Hani ilk günlerde getirdikleri, enkaz altından çıkabilmiş akıl almaz durumdaki
bedenlerin akibetine uğrama korkusu. Enkaz altında kalanlar, durmadan çalışan
iş makinaları ve tozları sıra sıra kamyonlarda darmadağın olmuş beton ve
demir yığınları, beton aralarında kumaş parçaları, ekranda sürekli deprem
geyiği, hiçbiri sana izin vermiyor, normalleşmemize yardımcı olmuyor. Ne
zaman bir tanıdık görsem, depremden sonra ilk kez, kuvvetlice sarılıp,
ilk soru kimin kimsen nasıl, evin sağlam mı? Aldığın haberler sarsıntıcı
olmuyor ama her geçen gün daha bir sarsıyor. İlk günler daha
bir kolaydı acıyı kabullenmek. Bir de garip ortak bir duygu var tüm şehirde.
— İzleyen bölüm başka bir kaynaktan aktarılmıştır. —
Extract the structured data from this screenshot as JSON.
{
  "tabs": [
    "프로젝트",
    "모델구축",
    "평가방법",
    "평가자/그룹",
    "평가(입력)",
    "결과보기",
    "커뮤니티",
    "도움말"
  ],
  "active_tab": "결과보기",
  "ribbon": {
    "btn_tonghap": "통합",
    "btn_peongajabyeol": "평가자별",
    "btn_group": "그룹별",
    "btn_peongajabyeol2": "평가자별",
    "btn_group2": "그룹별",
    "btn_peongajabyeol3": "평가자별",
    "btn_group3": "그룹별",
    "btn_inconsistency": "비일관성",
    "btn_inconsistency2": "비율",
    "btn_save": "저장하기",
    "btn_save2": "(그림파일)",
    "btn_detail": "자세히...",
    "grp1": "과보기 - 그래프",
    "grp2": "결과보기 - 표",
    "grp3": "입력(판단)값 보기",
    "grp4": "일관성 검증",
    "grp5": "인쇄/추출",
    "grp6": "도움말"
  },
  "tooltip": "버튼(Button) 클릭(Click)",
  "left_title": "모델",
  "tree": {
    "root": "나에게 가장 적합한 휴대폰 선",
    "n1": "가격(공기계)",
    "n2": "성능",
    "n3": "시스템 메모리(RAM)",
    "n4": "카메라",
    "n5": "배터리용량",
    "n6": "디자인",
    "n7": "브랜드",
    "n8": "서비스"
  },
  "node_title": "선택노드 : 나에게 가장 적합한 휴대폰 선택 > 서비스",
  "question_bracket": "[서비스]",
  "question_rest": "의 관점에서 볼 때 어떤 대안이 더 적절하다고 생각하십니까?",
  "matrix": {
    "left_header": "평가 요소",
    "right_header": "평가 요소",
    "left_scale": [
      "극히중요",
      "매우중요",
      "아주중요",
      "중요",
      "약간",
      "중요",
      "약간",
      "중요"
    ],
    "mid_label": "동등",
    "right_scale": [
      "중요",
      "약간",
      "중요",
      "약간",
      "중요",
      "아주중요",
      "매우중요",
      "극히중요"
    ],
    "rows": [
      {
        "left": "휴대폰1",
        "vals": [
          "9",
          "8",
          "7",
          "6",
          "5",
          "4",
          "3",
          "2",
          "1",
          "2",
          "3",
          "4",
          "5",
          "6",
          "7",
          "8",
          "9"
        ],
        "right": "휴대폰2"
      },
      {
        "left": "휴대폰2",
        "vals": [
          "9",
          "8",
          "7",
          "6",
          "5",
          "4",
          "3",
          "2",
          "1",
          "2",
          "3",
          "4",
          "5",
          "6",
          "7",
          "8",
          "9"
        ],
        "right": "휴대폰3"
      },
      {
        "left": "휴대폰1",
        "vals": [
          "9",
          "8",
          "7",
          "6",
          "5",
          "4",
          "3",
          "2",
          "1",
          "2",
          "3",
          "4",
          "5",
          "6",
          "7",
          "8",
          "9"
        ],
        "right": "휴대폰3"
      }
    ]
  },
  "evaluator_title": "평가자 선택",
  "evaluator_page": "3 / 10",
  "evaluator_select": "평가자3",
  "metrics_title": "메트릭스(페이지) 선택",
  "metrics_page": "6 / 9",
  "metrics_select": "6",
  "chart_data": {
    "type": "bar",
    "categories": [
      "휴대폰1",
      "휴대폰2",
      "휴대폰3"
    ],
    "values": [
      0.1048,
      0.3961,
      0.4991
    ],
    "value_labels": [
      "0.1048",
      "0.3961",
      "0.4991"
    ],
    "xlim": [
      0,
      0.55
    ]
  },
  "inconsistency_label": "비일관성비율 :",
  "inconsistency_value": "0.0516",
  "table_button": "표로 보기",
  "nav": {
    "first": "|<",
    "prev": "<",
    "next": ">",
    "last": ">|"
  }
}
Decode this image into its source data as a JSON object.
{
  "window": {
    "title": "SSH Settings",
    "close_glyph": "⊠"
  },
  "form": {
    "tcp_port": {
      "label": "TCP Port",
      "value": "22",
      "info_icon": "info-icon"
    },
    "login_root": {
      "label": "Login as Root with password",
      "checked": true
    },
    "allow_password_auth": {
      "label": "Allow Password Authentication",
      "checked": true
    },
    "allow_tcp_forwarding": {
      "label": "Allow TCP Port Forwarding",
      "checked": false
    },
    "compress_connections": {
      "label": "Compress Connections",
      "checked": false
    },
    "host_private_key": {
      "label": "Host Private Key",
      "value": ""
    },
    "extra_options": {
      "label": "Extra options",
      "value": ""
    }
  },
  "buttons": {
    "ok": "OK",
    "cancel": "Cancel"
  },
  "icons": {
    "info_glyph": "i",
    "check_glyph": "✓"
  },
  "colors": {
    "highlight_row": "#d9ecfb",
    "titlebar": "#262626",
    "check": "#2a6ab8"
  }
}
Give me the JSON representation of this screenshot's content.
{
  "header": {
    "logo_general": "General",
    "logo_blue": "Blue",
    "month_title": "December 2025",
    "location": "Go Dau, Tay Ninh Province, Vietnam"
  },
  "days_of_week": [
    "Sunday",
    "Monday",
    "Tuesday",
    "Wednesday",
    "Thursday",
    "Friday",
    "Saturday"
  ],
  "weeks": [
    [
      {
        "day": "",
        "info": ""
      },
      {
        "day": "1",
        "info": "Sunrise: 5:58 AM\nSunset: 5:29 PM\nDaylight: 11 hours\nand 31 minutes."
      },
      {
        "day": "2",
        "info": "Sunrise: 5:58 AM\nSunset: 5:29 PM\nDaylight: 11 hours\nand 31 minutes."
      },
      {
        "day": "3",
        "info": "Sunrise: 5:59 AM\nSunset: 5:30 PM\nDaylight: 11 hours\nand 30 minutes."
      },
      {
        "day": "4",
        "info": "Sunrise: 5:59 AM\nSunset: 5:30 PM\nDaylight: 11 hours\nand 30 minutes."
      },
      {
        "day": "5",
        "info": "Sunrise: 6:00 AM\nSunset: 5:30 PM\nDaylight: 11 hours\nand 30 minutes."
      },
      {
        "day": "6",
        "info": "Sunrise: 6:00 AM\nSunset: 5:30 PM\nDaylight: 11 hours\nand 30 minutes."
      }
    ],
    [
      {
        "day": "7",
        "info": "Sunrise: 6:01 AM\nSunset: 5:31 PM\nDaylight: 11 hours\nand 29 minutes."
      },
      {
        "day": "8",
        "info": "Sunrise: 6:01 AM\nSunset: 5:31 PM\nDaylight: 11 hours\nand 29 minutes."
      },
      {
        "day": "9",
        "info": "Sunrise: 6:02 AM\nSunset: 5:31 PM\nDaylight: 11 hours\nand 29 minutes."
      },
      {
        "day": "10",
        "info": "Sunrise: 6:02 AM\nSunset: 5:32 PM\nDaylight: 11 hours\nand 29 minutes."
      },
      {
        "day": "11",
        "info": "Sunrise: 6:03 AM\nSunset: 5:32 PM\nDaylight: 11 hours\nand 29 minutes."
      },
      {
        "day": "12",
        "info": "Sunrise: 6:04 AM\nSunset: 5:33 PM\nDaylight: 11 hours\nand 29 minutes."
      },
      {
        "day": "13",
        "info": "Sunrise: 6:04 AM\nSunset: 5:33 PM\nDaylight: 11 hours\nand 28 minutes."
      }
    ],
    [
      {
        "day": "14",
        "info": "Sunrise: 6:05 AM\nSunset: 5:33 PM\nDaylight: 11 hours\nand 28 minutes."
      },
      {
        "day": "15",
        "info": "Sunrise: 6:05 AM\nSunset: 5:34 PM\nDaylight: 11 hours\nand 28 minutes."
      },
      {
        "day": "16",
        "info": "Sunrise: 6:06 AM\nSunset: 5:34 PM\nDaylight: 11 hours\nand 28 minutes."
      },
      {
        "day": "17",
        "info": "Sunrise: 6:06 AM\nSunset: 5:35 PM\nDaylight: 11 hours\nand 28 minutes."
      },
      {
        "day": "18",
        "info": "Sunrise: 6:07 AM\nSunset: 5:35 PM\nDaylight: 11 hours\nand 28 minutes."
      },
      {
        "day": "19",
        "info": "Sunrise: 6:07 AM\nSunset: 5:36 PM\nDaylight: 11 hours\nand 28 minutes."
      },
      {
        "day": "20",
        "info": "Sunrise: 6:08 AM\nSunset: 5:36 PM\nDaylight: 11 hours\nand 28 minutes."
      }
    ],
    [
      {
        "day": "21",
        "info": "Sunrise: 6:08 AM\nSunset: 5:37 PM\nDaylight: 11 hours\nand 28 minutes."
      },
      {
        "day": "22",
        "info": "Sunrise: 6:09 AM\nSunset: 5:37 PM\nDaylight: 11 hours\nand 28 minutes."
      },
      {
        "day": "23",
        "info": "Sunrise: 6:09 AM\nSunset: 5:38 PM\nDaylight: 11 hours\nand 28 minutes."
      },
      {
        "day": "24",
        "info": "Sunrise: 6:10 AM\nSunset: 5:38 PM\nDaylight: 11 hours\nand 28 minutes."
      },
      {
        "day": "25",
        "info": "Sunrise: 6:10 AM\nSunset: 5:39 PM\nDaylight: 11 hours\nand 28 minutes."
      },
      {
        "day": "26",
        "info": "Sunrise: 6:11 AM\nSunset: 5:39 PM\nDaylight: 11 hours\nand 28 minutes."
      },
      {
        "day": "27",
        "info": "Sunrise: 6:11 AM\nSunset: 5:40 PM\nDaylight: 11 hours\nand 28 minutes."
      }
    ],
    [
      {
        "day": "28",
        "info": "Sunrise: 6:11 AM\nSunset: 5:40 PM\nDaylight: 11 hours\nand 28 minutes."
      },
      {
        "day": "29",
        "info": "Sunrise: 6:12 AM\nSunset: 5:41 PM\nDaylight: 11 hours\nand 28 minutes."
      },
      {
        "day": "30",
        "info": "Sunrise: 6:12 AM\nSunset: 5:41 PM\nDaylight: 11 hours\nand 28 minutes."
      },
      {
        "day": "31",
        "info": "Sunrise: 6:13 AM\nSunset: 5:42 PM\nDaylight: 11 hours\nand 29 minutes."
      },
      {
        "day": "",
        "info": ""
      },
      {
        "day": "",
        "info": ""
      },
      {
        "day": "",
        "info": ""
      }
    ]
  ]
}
Özellikle o geceyi yaşayanlarda. Sanki yalnızca biz birbirimizi anlıyor
gibiyiz. Geçende bir hastam çadırkente gelen pskoloğa
güvenmeyip o gece burada olan bir hekimi istediğini söylüyordu. İlk zamanlar
birkaç günden daha fazla şehirden uzaklaşanların ilk yaptığı vicdan azabı
ile geriye dönmek oldu. Gittiğimizde aynı şeyi farkettik, insanların yanında
yabancı idik, yaşadıklarımız onları yeterince ilgilendirmiyordu,
bir an önce gezegenimize dönmeliydik. Artçıların izin verdiğince unutmaya
çalışıyoruz, dışardakiler de bitsin bu iş artık diyorlar. Şehir dışından
gelenler bile daha bir rahat davranıyorlar. Ama hariçten birisi çıkıp
da kafa bulmuyor mu, ya da bir sallasada ödün nereye karışıyor bir görelim.
Daha önce yazdıklarımın çoğunu gönderemedim, daha sonra göndermeyi
düşünüyorum, isteyen okur. Sarsıntısız günler dileği ile, sevgilerimle.